The Driver of that
Baby Blue Pickup is Mine!

In Littlefield, Texas, in November of 1978, dragging Main Street was a cool thing to do. If you never got to drag Main, it involves lots of fuel, lots of honking and lots of laughter. On any given Friday or Saturday night, you’d pile some friends into the car you borrowed from your parents and head to the center of town.

Main Street in Littlefield was really Phelps Avenue, a two-way street that ran from the County Courthouse to the block before the train depot. We would drive south to the courthouse, make a right-hand turn and wind through a parking lot, then head back north. At the intersection before the train depot, we’d make a right turn and go to Nelson’s Hardware, turn around and do it all over again…and again, and again, and again…until curfew. Every teenager in town was doing the same thing, so there was bumper-to-bumper traffic. If the weather was warm, the windows were down and the music was blaring. If the weather was cold, the heater was on high, the windows were down, and the music was blaring. It’s difficult to convey just how fun this was!

The Drag was four blocks long, interrupted by four traffic signals. One block to the east of The Drag was a one-way street going south. One block to the west of The Drag was a one-way street going north. If we saw someone we wanted to see again, we just turned at the next intersection and went down the one-way to situate ourselves back on The Drag to pass that person again. That’s where my story begins.

On a Saturday night in late November, I was lucky that Kim (a sixteen-year-old licensed driver) was willing to take my best friend, Holly, and me to The Drag with her. We hadn’t been there long when we passed a pickup with three cute guys in it. Immediately, I said, “The driver of that baby blue pickup is mine.”

I asked Kim to go back around so we could see them again. She made the block via the one-way street, and we were, once again, passing by that pickup full of cute guys. We did that a couple more times and finally got the courage to ask them to pull off The Drag and meet us at the Car Wash, a place to stop and chat.

Introductions were made, and I found out that the cute driver was named Steve. I made sure he had my phone number before we parted company that night. I hoped that he would soon give me a call. Indeed, Steve called me the next week and asked if I’d like to go “get a coke” the next Friday night. Yippee!

I’m not proud of this next part of the story, but you might as well hear it from me. I was fourteen. He was nineteen. I lied to him and told him I was seventeen. Maybe you’ve heard Sir Walter Scott’s quote, “Oh, what a tangled web we weave, when first we practice to deceive.” Yeah, well, I’m afraid I chose to keep spinning that web because my parents would have never let me date a guy that old, so I told them he was seventeen. Judge me as you will. I know it was wrong, but he was so cute! It was a couple of months before I told him that I was only fourteen. He says that by then it was too late, he was in love. It was over a year before I confessed to my parents and by then, they had gotten used to him being around, but they were not amused, in the least, with my lies.

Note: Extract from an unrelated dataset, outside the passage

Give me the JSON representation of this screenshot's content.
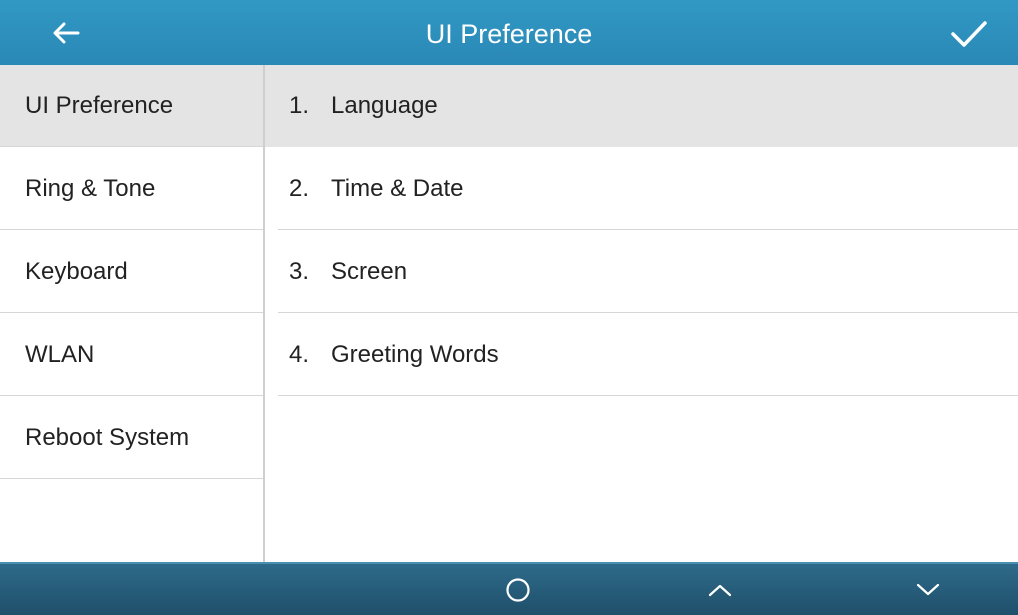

My parents were freshly divorced at this time. Had they been together and presented a united front, I’m all but certain that Steve and I would not have dated at that or any other time. I’m not saying the end justifies the means, I’m just telling you what happened.

Steve lived in Levelland, a small town about twenty-five miles away, which was a long distance telephone call to Littlefield back in 1978. For the whippersnappers reading this, before unlimited local and long distance cell phone calls, we had corded phones in our homes (that were attached to the wall), and it cost a fortune to talk to someone who lived in another town. His long-distance phone bill ran about $400 a month. Yes, $400! That’s true love, wouldn’t you say?

My house was about forty-five minutes from Steve’s house. He came to see me most Friday and Saturday nights and some Sunday afternoons. I lived fifteen minutes from our small town of Littlefield and about forty-five minutes from the big city of Lubbock. There is no telling how many miles we rode together in the two years that we dated. We made countless trips up and down The Drag in Littlefield with the Eagles, Boston or ELO blasting from the 8-track tape deck. We’d go eat chili cheese hot dogs (which we called Der dogs) and fries at Der Wienerschnitzel, then catch a movie in Lubbock or we’d go to Levelland and make The Drag there. Between the phone bills and gas for his (baby blue) pickup, he invested quite a lot in our relationship.

We often talked about our future together and about being married. Steve was a farmer, so on one of our Sunday afternoon dates in late July, I was helping him move irrigation pipe on his farm, because that’s what you do on dates with a farmer. I asked, “What if we don’t wait to get married?” He just stared at me, then asked, “Really?”

There was no formal proposal on bended knee; there were no roses or other elaborately planned events, but we sealed the deal – the driver of that baby blue pickup was mine and he’s still mine all these years later!